Flags flutter and fall

This dream…..this dream
haunts, it will not release me.
Men dressed in gray rags,
sunken eyes, hollow cheeks,
heads hung, shuffling down
a dusty desolate red rime road.
Some with shoes, some barefooted.
They parade in lines of hundreds,
in small groups, a few stumble alone.
Men with slack mouths, dumbfounded.
“How did they get here,” I ask.
A voice answers in a whisper,
“They lost, in defeat they lost.”
I cannot speak to them, for
my heart is heavy, not for their loss,
for their humanity, their despair.
“Why have they come to this?”
The voice answers,
“Their cause was not just,
their belief was not valid.”
Before me a passing wagon moans
filled with broken bandaged men,
flies attack their festering wounds.
The air is heavy with the scent of battle,
gun powder, steel, blood and flesh.
It is a pitiless horror, a waste,
as are all wars through the ages.
Winners suffer as much as the conquered.
The earth groans to absorb the violence.
The tears that stain my cheeks burn,
their acrid path seared by sorrow.
“There is so much pain,” I say.
“It is a nation’s to bear,” intones the voice.

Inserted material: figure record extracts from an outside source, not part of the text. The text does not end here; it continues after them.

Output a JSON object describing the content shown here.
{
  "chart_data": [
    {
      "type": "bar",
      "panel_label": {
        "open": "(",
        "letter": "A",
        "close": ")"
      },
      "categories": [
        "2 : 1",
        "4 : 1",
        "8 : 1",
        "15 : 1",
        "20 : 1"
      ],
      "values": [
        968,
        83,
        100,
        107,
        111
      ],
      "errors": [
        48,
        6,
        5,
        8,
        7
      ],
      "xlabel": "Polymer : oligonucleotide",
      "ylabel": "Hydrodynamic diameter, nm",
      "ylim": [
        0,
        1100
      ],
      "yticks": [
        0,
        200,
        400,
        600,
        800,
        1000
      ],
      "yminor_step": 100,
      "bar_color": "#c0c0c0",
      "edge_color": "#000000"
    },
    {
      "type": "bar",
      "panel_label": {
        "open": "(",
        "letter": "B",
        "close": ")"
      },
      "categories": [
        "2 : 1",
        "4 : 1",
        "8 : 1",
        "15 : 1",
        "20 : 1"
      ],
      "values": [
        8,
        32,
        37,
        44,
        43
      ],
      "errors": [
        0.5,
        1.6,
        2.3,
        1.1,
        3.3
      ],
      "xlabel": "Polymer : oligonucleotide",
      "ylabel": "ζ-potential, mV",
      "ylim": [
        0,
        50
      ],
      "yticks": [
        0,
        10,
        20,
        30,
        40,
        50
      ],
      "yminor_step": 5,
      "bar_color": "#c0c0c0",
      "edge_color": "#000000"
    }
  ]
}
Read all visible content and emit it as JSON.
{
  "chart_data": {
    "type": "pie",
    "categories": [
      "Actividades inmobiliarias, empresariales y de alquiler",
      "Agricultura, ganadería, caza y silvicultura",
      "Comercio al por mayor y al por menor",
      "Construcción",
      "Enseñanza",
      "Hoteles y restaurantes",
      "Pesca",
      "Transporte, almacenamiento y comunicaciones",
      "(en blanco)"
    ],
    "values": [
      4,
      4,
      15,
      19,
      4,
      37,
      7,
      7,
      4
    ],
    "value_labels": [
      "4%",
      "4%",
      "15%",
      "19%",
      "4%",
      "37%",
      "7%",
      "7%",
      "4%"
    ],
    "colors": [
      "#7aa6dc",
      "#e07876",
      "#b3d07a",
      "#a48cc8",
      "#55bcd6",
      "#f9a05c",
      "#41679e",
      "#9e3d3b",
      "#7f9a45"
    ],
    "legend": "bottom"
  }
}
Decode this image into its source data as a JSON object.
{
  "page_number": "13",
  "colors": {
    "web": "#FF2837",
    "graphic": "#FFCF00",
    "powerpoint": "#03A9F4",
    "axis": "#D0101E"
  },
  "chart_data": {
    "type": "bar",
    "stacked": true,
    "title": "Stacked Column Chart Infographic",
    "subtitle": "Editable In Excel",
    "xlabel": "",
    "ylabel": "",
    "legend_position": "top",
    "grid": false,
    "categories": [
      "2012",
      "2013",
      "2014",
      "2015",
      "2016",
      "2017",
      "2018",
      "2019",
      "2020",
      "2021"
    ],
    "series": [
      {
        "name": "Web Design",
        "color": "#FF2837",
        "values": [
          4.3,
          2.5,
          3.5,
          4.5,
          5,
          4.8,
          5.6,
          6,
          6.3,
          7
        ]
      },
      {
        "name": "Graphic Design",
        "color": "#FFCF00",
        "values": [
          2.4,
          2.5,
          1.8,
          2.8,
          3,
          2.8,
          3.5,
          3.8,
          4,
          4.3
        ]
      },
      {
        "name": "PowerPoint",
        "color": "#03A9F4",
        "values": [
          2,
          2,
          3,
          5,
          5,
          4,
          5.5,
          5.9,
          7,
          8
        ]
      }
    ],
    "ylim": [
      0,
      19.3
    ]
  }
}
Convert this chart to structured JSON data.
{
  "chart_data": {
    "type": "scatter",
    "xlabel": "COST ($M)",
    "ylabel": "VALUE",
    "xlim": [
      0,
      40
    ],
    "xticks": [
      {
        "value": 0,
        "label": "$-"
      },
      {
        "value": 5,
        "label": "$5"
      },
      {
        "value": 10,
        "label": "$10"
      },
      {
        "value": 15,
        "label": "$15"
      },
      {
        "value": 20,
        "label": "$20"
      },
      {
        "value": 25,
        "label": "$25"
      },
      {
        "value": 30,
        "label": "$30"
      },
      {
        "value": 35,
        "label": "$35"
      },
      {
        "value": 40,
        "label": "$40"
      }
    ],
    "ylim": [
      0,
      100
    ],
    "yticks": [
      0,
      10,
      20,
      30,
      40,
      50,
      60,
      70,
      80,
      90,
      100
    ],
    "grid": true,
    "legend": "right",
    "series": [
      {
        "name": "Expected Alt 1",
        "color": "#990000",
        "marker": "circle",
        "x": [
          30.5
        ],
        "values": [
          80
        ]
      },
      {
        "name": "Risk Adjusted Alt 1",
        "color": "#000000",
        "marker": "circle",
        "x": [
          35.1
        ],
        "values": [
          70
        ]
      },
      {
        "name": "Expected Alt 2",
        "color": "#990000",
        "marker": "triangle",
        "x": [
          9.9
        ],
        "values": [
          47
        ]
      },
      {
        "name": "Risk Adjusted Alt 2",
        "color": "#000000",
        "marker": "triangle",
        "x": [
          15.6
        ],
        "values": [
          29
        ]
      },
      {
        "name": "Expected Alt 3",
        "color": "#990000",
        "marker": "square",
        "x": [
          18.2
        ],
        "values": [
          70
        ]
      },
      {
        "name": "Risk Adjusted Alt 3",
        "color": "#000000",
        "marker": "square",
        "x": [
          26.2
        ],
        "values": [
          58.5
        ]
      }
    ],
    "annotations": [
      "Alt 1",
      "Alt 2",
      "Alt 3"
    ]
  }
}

“For what was lost will never be,
what will be will heal the wounds.
That which divided will bond the parts.”
The ragged men begin to fade from sight,
filing over the crest of a southern leading hill.
Bathed in a sunset of crimson, the
blue sky a background with lines of stars.
As darkness descends on this scene,
guidons cast off their red gilded staffs,
all their flags of honor have fluttered and fallen.